Dr Smith concluded by saying that implementing small changes can lead to the bigger goals of:
Stretching screening intervals.
Tweaking thresholds for intervention.
Reducing cost of treatment.
Rinaa S. Punglia, MD, MPH, Dana-Farber Cancer Institute, presented “The Case Against Overdiagnosis and Overtreatment of Cancer.”
OD/OT are inherent in breast cancer screening, and OD is central to the mammography debate in breast cancer. “OD usually leads to OT. A treatment does not necessarily alter outcomes,” said Dr Punglia.
The solution to this problem, she believes, lies in informed decision making (IDM) by opening a dialogue. Decision to screen can lead to false positives, but also to early diagnosis and improved outcomes. IDM can be used to reduce OT.
For example, ductal carcinoma in situ (DCIS) has historically been treated with mastectomy, but that approach may be too drastic. Today, patients undergo breast preservation surgery, which can leave patients at risk for a second breast event in the preserved breast, but can be followed with radiation therapy (RT). Meaningful outcomes for a patient after RT include: recurrence, treatment of recurrence, and breast preservation. On the contrary, RT can be costly.
So how does one decide if a patient receives RT? It is an expensive treatment. DCIS overestimates a patient’s risk of recurrence, and decision making is difficult for patients. Therefore, individual decision making is key―
lay the options down and help patients make the right choice. Dr Punglia shared knowledge on a decision-making tool actively being used at Dana-Farber (www.onlineDeCISion.org
) which helps both patients and providers alike.
The final viewpoint in this debate, “The Case for Overdiagnosis and Overtreatment of Cancer,” was presented by Laura Esserman, MD, MBA, University of California, San Francisco (UCSF) Helen Diller Family Comprehensive Cancer Center.
In March 2012, the National Cancer Institute (NCI) convened a workshop to generate ideas for a research agenda around OD. According to Dr Esserman, a critical shift in philosophy is needed to explain that the previous approach of OD saves lives.
The old paradigm of cancer was of inexorable progression―or that
every patient has the same rate of disease progression. That has changed, and we know today that is far from true. Oncologists recognize that there is variable progression in patients and that there are IDLE lesions (indolent lesions of epithelial origin) that may not affect mortality. Therefore, understanding the biology of the cancer is extremely important.
Although the spectrum of disease has been realized and understood, the definition of cancer has not evolved. If a patient thinks 'cancer,' they think they will die if they are not treated.

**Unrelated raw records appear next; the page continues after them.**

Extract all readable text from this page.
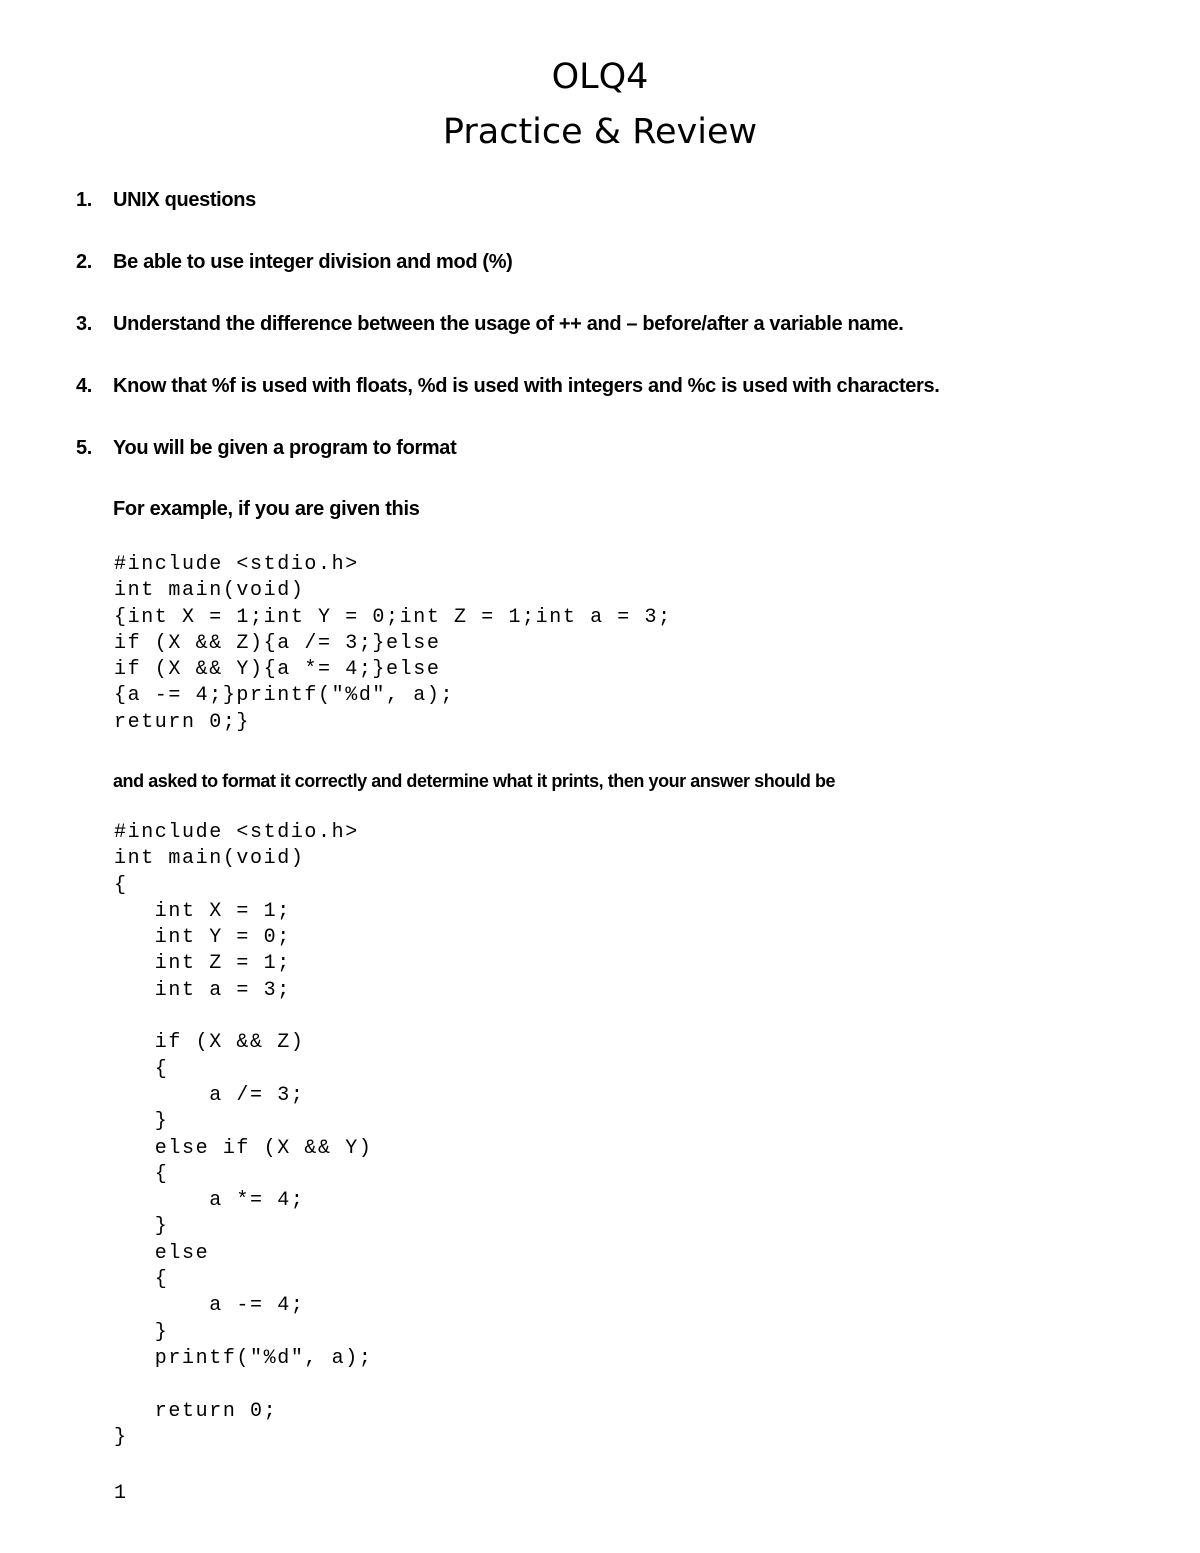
OLQ4
Practice & Review
1. UNIX questions
2. Be able to use integer division and mod (%)
3. Understand the difference between the usage of ++ and – before/after a variable name.
4. Know that %f is used with floats, %d is used with integers and %c is used with characters.
5. You will be given a program to format
For example, if you are given this
#include <stdio.h>
int main(void)
{int X = 1;int Y = 0;int Z = 1;int a = 3;
if (X && Z){a /= 3;}else
if (X && Y){a *= 4;}else
{a -= 4;}printf("%d", a);
return 0;}
and asked to format it correctly and determine what it prints, then your answer should be
#include <stdio.h>
int main(void)
{
int X = 1;
int Y = 0;
int Z = 1;
int a = 3;

if (X && Z)
{
a /= 3;
}
else if (X && Y)
{
a *= 4;
}
else
{
a -= 4;
}
printf("%d", a);

return 0;
}
1
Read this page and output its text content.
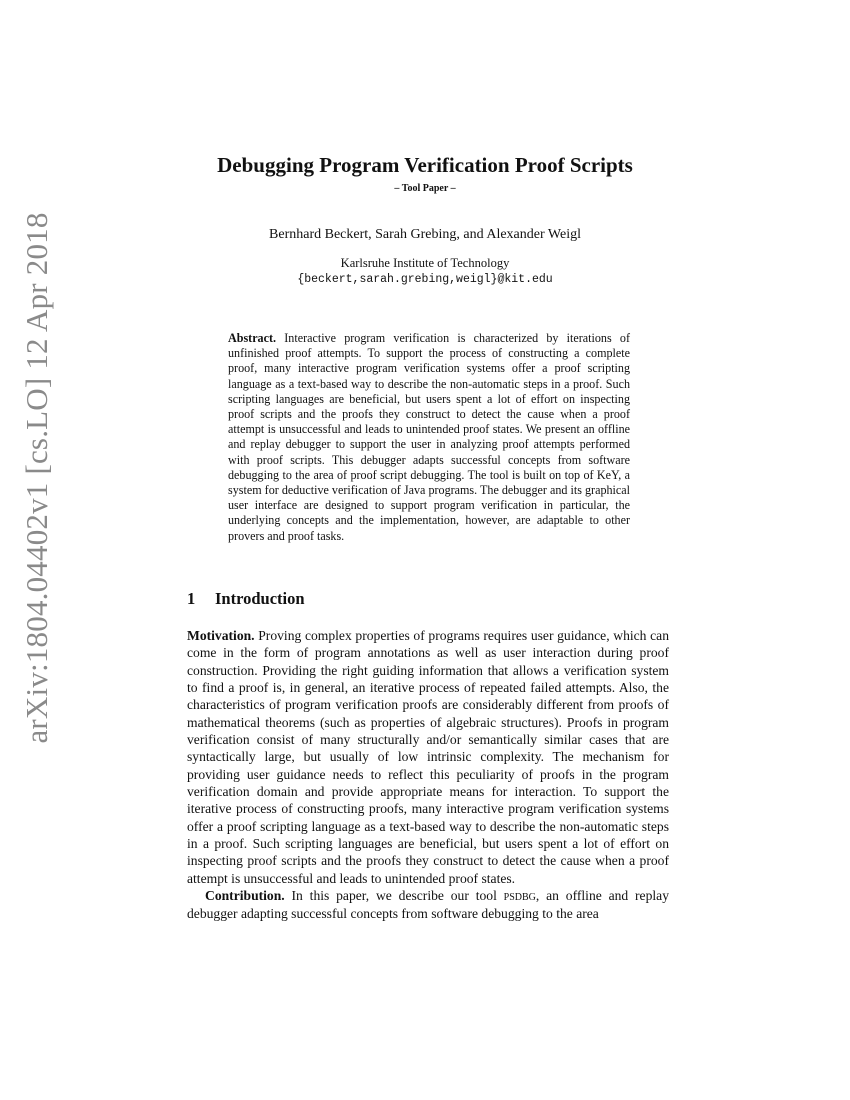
arXiv:1804.04402v1 [cs.LO] 12 Apr 2018
Debugging Program Verification Proof Scripts
– Tool Paper –
Bernhard Beckert, Sarah Grebing, and Alexander Weigl
Karlsruhe Institute of Technology
{beckert,sarah.grebing,weigl}@kit.edu
Abstract. Interactive program verification is characterized by iterations of unfinished proof attempts. To support the process of constructing a complete proof, many interactive program verification systems offer a proof scripting language as a text-based way to describe the non-automatic steps in a proof. Such scripting languages are beneficial, but users spent a lot of effort on inspecting proof scripts and the proofs they construct to detect the cause when a proof attempt is unsuccessful and leads to unintended proof states. We present an offline and replay debugger to support the user in analyzing proof attempts performed with proof scripts. This debugger adapts successful concepts from software debugging to the area of proof script debugging. The tool is built on top of KeY, a system for deductive verification of Java programs. The debugger and its graphical user interface are designed to support program verification in particular, the underlying concepts and the implementation, however, are adaptable to other provers and proof tasks.
1 Introduction

Motivation. Proving complex properties of programs requires user guidance, which can come in the form of program annotations as well as user interaction during proof construction. Providing the right guiding information that allows a verification system to find a proof is, in general, an iterative process of repeated failed attempts. Also, the characteristics of program verification proofs are considerably different from proofs of mathematical theorems (such as properties of algebraic structures). Proofs in program verification consist of many structurally and/or semantically similar cases that are syntactically large, but usually of low intrinsic complexity. The mechanism for providing user guidance needs to reflect this peculiarity of proofs in the program verification domain and provide appropriate means for interaction. To support the iterative process of constructing proofs, many interactive program verification systems offer a proof scripting language as a text-based way to describe the non-automatic steps in a proof. Such scripting languages are beneficial, but users spent a lot of effort on inspecting proof scripts and the proofs they construct to detect the cause when a proof attempt is unsuccessful and leads to unintended proof states.

Contribution. In this paper, we describe our tool psdbg, an offline and replay debugger adapting successful concepts from software debugging to the area
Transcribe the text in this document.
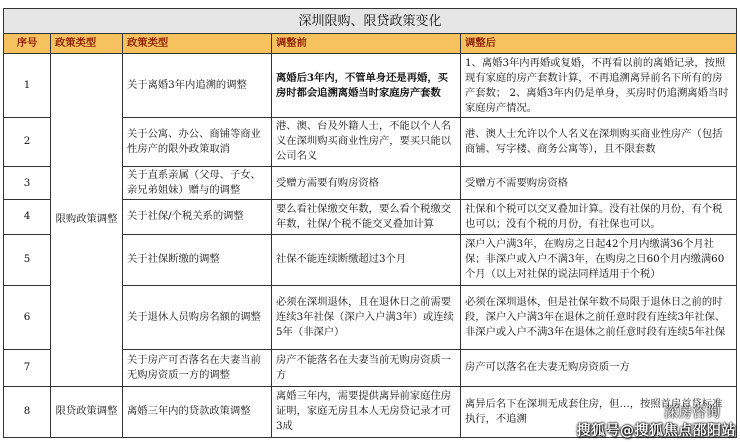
深圳限购、限贷政策变化				
序号	政策类型	政策类型	调整前	调整后
1	限购政策调整	关于离婚3年内追溯的调整	离婚后3年内，不管单身还是再婚，买房时都会追溯离婚当时家庭房产套数	1、离婚3年内再婚或复婚，不再看以前的离婚记录，按照现有家庭的房产套数计算，不再追溯离异前名下所有的房产套数； 2、离婚3年内仍是单身，买房时仍追溯离婚当时家庭房产情况。
2		关于公寓、办公、商铺等商业性房产的限外政策取消	港、澳、台及外籍人士，不能以个人名义在深圳购买商业性房产，要买只能以公司名义	港、澳人士允许以个人名义在深圳购买商业性房产（包括商铺、写字楼、商务公寓等），且不限套数
3		关于直系亲属（父母、子女、亲兄弟姐妹）赠与的调整	受赠方需要有购房资格	受赠方不需要购房资格
4		关于社保/个税关系的调整	要么看社保缴交年数，要么看个税缴交年数，社保/个税不能交叉叠加计算	社保和个税可以交叉叠加计算。没有社保的月份，有个税也可以；没有个税的月份，有社保也可以。
5		关于社保断缴的调整	社保不能连续断缴超过3个月	深户入户满3年，在购房之日起42个月内缴满36个月社保；非深户或入户不满3年，在购房之日60个月内缴满60个月（以上对社保的说法同样适用于个税）
6		关于退休人员购房名额的调整	必须在深圳退休，且在退休日之前需要连续3年社保（深户入户满3年）或连续5年（非深户）	必须在深圳退休，但是社保年数不局限于退休日之前的时段，深户入户满3年在退休之前任意时段有连续3年社保、非深户或入户不满3年在退休之前任意时段有连续5年社保
7		关于房产可否落名在夫妻当前无购房资质一方的调整	房产不能落名在夫妻当前无购房资质一方	房产可以落名在夫妻无购房资质一方
8	限贷政策调整	离婚三年内的贷款政策调整	离婚三年内，需要提供离异前家庭住房证明，家庭无房且本人无房贷记录才可3成	离异后名下在深圳无成套住房，但…，按照首房首贷标准执行，不追溯	深房咨询
搜狐号@搜狐焦点邵阳站
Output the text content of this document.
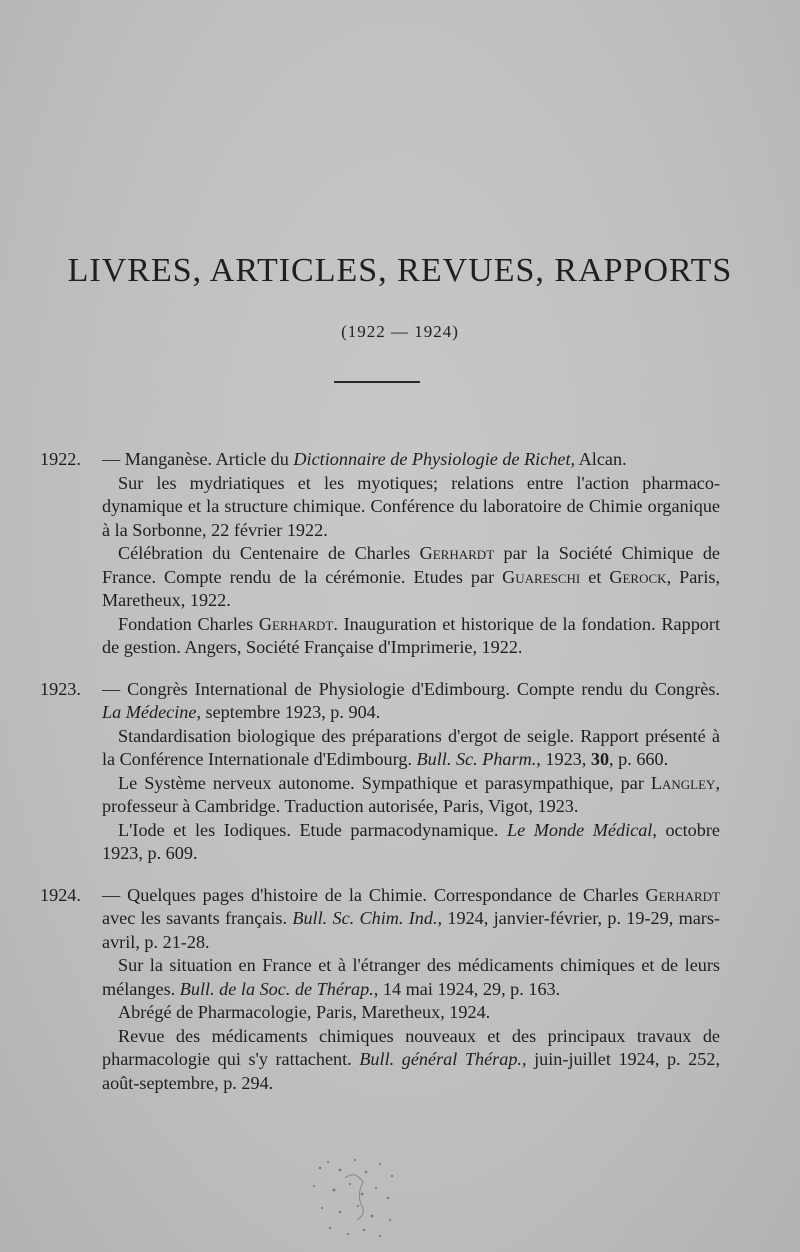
LIVRES, ARTICLES, REVUES, RAPPORTS
(1922 — 1924)

1922. — Manganèse. Article du Dictionnaire de Physiologie de Richet, Alcan.

Sur les mydriatiques et les myotiques; relations entre l'action pharmaco-dynamique et la structure chimique. Conférence du laboratoire de Chimie organique à la Sorbonne, 22 février 1922.

Célébration du Centenaire de Charles Gerhardt par la Société Chimique de France. Compte rendu de la cérémonie. Etudes par Guareschi et Gerock, Paris, Maretheux, 1922.

Fondation Charles Gerhardt. Inauguration et historique de la fondation. Rapport de gestion. Angers, Société Française d'Imprimerie, 1922.

1923. — Congrès International de Physiologie d'Edimbourg. Compte rendu du Congrès. La Médecine, septembre 1923, p. 904.

Standardisation biologique des préparations d'ergot de seigle. Rapport présenté à la Conférence Internationale d'Edimbourg. Bull. Sc. Pharm., 1923, 30, p. 660.

Le Système nerveux autonome. Sympathique et parasympathique, par Langley, professeur à Cambridge. Traduction autorisée, Paris, Vigot, 1923.

L'Iode et les Iodiques. Etude parmacodynamique. Le Monde Médical, octobre 1923, p. 609.

1924. — Quelques pages d'histoire de la Chimie. Correspondance de Charles Gerhardt avec les savants français. Bull. Sc. Chim. Ind., 1924, janvier-février, p. 19-29, mars-avril, p. 21-28.

Sur la situation en France et à l'étranger des médicaments chimiques et de leurs mélanges. Bull. de la Soc. de Thérap., 14 mai 1924, 29, p. 163.

Abrégé de Pharmacologie, Paris, Maretheux, 1924.

Revue des médicaments chimiques nouveaux et des principaux travaux de pharmacologie qui s'y rattachent. Bull. général Thérap., juin-juillet 1924, p. 252, août-septembre, p. 294.
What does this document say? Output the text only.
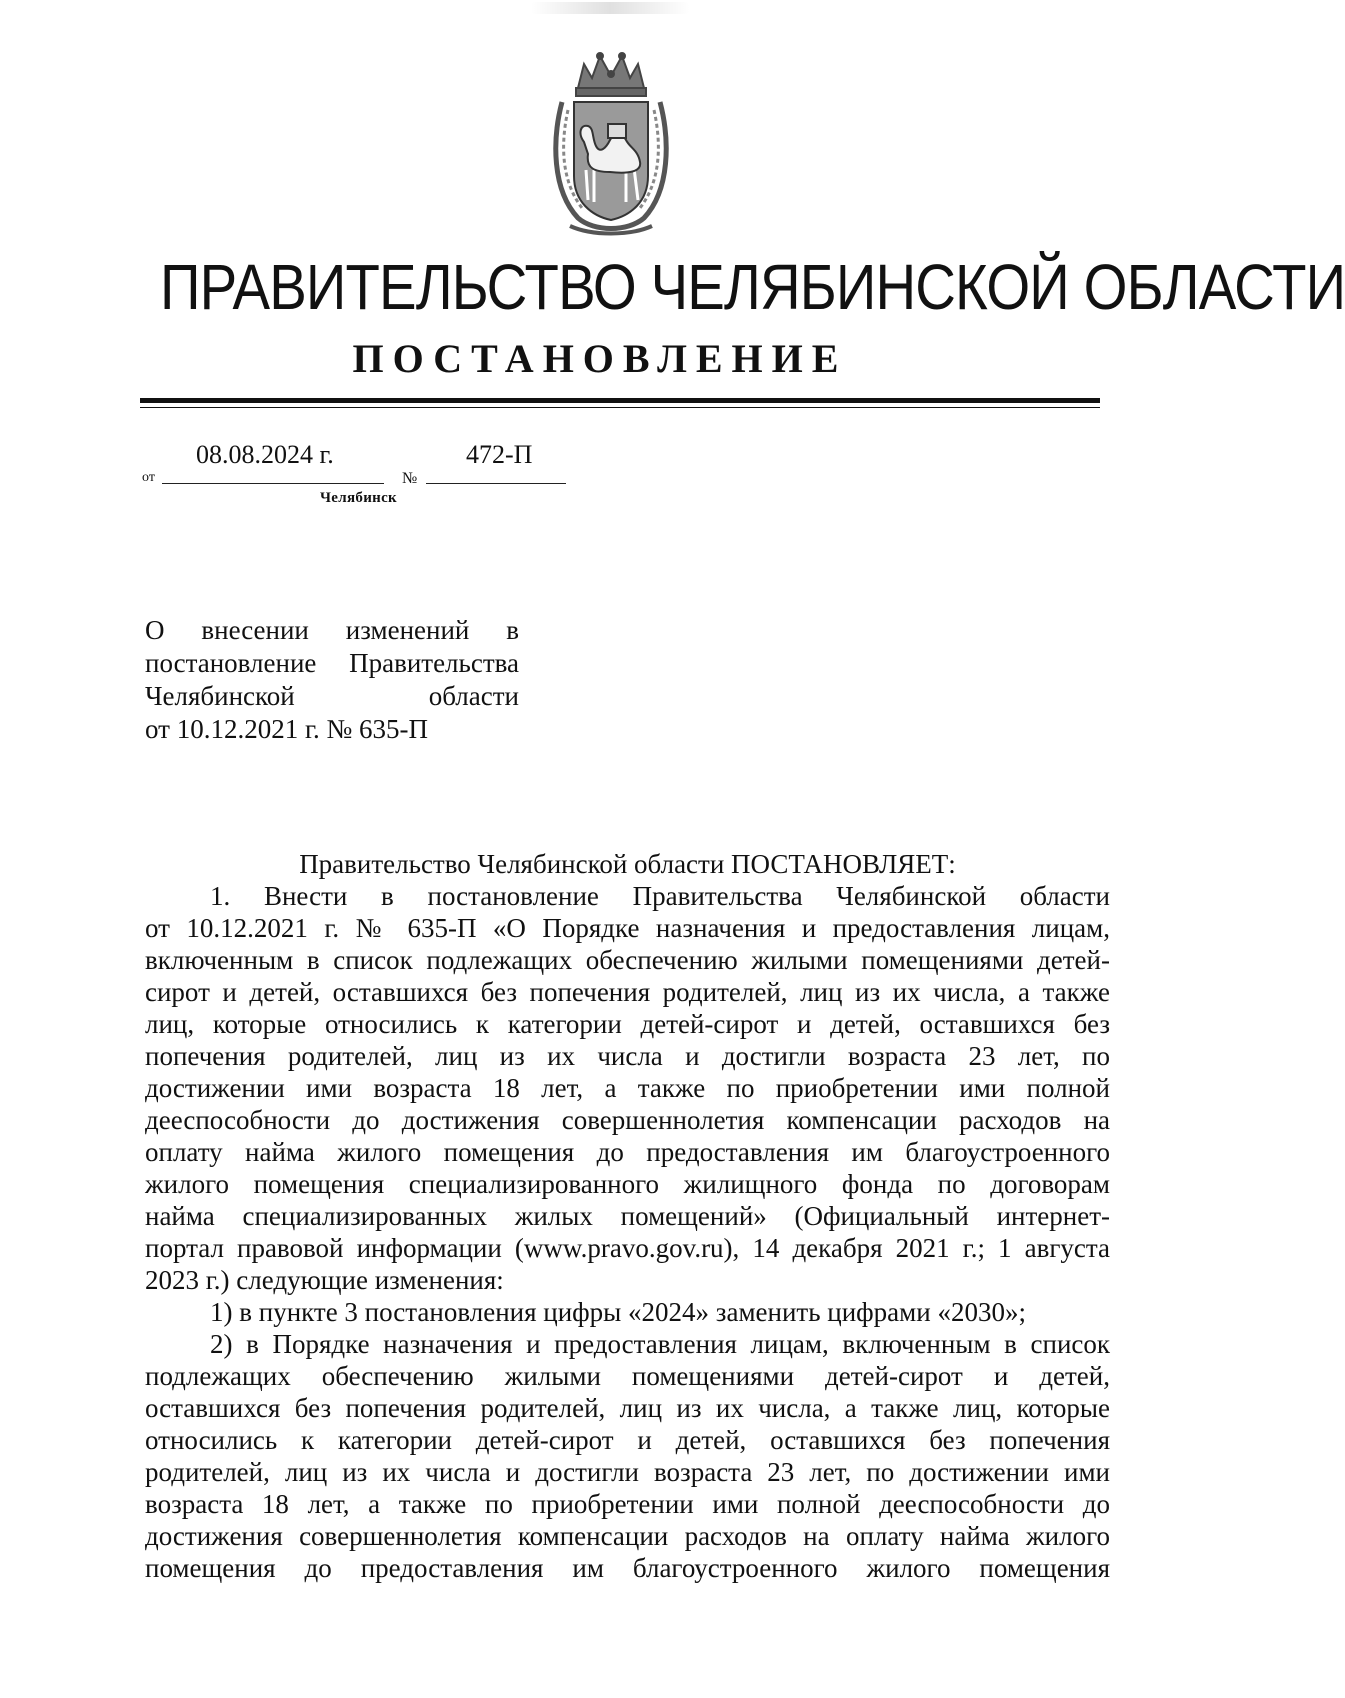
ПРАВИТЕЛЬСТВО ЧЕЛЯБИНСКОЙ ОБЛАСТИ
ПОСТАНОВЛЕНИЕ
от
08.08.2024 г.
№
472-П
Челябинск
О внесении изменений в
постановление Правительства
Челябинской области
от 10.12.2021 г. № 635-П
Правительство Челябинской области ПОСТАНОВЛЯЕТ:
1. Внести в постановление Правительства Челябинской области
от 10.12.2021 г. № 635-П «О Порядке назначения и предоставления лицам,
включенным в список подлежащих обеспечению жилыми помещениями детей-
сирот и детей, оставшихся без попечения родителей, лиц из их числа, а также
лиц, которые относились к категории детей-сирот и детей, оставшихся без
попечения родителей, лиц из их числа и достигли возраста 23 лет, по
достижении ими возраста 18 лет, а также по приобретении ими полной
дееспособности до достижения совершеннолетия компенсации расходов на
оплату найма жилого помещения до предоставления им благоустроенного
жилого помещения специализированного жилищного фонда по договорам
найма специализированных жилых помещений» (Официальный интернет-
портал правовой информации (www.pravo.gov.ru), 14 декабря 2021 г.; 1 августа
2023 г.) следующие изменения:
1) в пункте 3 постановления цифры «2024» заменить цифрами «2030»;
2) в Порядке назначения и предоставления лицам, включенным в список
подлежащих обеспечению жилыми помещениями детей-сирот и детей,
оставшихся без попечения родителей, лиц из их числа, а также лиц, которые
относились к категории детей-сирот и детей, оставшихся без попечения
родителей, лиц из их числа и достигли возраста 23 лет, по достижении ими
возраста 18 лет, а также по приобретении ими полной дееспособности до
достижения совершеннолетия компенсации расходов на оплату найма жилого
помещения до предоставления им благоустроенного жилого помещения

Said Dr Esserman, “A very important question is: what do you know, when do you know, and how do you act on what you know?”
The need of time is a new approach to cancer treatment rather than arguments on 30-year-old guidelines. However, it is extremely important to understand outcomes before changing guidelines. 'Increased detection saves lives' is too simple: the concept is much more complex.
We have to recognize and gain a better understanding of IDLE disease―for example,
does a tumor with little potential for metastasis and with little chance of progression/death require aggressive treatment?
IDLE tumor gene signatures could help define ultra-low–
risk tumors. This could be validated in various cohorts and used to stratify patients with high- and low-risk tumors.
Dr Esserman ended her argument by recommending that a better-tailored definition should replace the word ‘cancer,’ companion diagnostics should be coupled with treatment, and observational registries should be created to identify IDLE disease.